Luckau bewirbt sich mit Knast-Umbau um Otto-Borst-Preis

Luckau. "Luckau öffnet ein verbotenes Quartier" – mit diesem Projekt zur Umgestaltung der ehemaligen Justizvollzugsanstalt hat sich die Stadt Luckau um den Otto-Borst-Preis 2014 für Stadterneuerung beworben. Zum fünften Mal lobt das Forum Stadt – Netzwerk historischer Städte diesen Preis aus. H. Kuschy

Ausgezeichnet werden herausragende Planungen und Vorhaben zur Erhaltung, Sanierung und Umnutzung, die der Weiterentwicklung der europäischen Stadt dienen.

Jetzt sind Luckauer für den 15. und 16. Mai zu einer internationalen Städtetagung in das italienische Sterzing eingeladen. Dort werden Bürgermeister Gerald Lehmann (parteilos), Bauamtsleiter Michael Krüger und zwei Stadtverordnete für den erfolgreichen Stadtumbau im deutschsprachigen Raum von Deutschland, Österreich und der Schweiz werben, denn die Pläne aller 37 Bewerber werden dort ausgestellt.
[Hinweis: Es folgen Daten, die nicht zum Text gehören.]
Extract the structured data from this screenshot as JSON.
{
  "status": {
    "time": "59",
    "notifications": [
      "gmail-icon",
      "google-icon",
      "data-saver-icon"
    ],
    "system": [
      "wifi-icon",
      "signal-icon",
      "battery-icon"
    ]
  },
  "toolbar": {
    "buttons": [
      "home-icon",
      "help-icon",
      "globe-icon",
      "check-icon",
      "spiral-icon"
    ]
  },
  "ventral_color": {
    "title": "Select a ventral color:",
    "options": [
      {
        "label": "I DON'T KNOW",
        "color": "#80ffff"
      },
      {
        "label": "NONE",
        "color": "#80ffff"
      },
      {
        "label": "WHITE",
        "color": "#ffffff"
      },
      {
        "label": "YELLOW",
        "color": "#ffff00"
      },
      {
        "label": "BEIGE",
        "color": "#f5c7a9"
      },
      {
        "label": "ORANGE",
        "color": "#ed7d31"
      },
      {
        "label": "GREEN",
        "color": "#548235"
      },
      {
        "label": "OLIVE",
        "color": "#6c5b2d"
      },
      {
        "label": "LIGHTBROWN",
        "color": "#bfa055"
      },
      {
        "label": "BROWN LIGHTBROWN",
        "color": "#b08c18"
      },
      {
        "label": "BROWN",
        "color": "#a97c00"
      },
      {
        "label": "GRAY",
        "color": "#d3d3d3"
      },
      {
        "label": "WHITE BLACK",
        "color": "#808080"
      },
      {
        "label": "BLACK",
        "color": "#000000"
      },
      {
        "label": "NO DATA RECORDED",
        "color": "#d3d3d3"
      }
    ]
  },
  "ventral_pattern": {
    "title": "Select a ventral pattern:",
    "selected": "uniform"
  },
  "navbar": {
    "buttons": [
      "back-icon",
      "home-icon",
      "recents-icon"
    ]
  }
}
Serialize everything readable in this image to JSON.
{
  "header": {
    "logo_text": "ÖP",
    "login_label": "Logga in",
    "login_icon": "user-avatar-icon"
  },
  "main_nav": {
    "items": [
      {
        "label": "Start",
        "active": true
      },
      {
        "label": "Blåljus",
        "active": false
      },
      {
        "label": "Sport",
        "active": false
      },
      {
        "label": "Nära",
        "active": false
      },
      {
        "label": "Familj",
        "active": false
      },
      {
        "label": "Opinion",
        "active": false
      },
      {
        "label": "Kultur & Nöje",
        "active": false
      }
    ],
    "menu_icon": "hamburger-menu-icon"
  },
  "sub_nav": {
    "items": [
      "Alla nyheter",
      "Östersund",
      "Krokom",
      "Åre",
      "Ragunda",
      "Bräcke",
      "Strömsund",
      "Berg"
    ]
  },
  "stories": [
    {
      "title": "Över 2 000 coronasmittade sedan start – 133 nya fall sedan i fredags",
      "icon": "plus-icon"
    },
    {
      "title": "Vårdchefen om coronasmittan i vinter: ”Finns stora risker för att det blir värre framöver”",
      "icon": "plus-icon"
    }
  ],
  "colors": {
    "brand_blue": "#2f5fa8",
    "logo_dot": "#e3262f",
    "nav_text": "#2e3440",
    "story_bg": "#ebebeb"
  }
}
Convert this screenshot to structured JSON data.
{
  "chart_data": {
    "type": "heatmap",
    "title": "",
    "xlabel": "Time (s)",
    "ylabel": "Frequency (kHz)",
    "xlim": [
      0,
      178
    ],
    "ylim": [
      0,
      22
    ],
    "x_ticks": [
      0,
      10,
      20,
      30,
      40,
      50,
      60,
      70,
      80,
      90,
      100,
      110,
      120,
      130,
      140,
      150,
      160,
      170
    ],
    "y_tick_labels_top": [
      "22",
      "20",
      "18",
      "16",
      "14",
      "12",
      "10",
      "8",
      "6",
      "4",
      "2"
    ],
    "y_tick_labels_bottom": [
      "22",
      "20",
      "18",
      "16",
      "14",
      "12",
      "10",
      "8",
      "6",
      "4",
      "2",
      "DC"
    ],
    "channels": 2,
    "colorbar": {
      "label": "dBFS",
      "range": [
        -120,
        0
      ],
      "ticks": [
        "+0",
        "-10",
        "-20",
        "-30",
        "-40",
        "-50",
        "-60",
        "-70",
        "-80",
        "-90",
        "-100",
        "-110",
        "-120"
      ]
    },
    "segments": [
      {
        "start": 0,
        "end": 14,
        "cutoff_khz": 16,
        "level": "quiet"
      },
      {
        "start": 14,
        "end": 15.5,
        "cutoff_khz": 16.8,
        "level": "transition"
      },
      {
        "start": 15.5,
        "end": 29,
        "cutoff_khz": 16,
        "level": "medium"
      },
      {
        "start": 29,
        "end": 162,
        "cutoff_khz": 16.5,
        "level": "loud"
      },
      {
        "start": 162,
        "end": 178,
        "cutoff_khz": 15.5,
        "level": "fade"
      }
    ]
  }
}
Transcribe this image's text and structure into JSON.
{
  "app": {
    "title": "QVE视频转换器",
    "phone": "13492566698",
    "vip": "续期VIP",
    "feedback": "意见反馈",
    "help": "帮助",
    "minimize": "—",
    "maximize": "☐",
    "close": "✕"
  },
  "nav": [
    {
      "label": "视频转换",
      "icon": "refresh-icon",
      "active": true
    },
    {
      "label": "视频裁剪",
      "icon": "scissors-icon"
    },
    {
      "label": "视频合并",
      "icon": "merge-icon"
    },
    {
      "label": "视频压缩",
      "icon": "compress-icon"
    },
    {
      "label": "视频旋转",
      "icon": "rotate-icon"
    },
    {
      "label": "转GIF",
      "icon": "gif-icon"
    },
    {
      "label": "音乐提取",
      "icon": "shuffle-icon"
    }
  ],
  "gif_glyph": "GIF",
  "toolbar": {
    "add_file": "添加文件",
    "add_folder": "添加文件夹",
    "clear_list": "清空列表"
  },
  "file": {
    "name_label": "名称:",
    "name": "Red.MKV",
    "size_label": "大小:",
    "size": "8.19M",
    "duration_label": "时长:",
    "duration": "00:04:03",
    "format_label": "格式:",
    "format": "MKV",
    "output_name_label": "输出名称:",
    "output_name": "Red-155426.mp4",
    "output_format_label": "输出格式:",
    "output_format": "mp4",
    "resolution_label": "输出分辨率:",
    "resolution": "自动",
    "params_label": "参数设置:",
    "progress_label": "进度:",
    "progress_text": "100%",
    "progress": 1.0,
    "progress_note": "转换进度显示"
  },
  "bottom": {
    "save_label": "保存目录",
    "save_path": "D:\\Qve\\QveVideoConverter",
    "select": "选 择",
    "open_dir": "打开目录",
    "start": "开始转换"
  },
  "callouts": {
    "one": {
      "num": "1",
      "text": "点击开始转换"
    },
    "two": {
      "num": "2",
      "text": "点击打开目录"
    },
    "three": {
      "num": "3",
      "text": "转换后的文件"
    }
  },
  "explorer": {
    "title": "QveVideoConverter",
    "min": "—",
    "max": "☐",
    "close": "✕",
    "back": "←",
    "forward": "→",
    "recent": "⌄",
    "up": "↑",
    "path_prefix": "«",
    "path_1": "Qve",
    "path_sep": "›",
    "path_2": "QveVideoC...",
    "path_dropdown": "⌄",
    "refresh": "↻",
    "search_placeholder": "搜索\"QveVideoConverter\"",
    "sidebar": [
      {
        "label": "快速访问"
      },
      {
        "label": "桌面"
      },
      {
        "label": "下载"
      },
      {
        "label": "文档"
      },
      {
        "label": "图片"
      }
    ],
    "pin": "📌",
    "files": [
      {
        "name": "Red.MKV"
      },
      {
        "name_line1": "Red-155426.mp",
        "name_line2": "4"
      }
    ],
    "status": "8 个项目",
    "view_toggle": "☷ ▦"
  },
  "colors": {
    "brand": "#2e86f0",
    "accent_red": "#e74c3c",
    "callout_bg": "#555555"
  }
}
Schon am 3. April wird eine Jury ihre Entscheidung treffen.

Für die architektonischen Leistungen zur Umgestaltung der JVA war Luckau bereits belobigt worden.

Bei der Dienstfahrt im Mai wird es auch viel zu lernen geben. Das versprechen Vorträge wie Partyzone Altstadt, Denkmalpflege und Barrierefreiheit, lebenswerte öffentliche Räume oder Foren zu Problemen der Städte im Einzelhandel.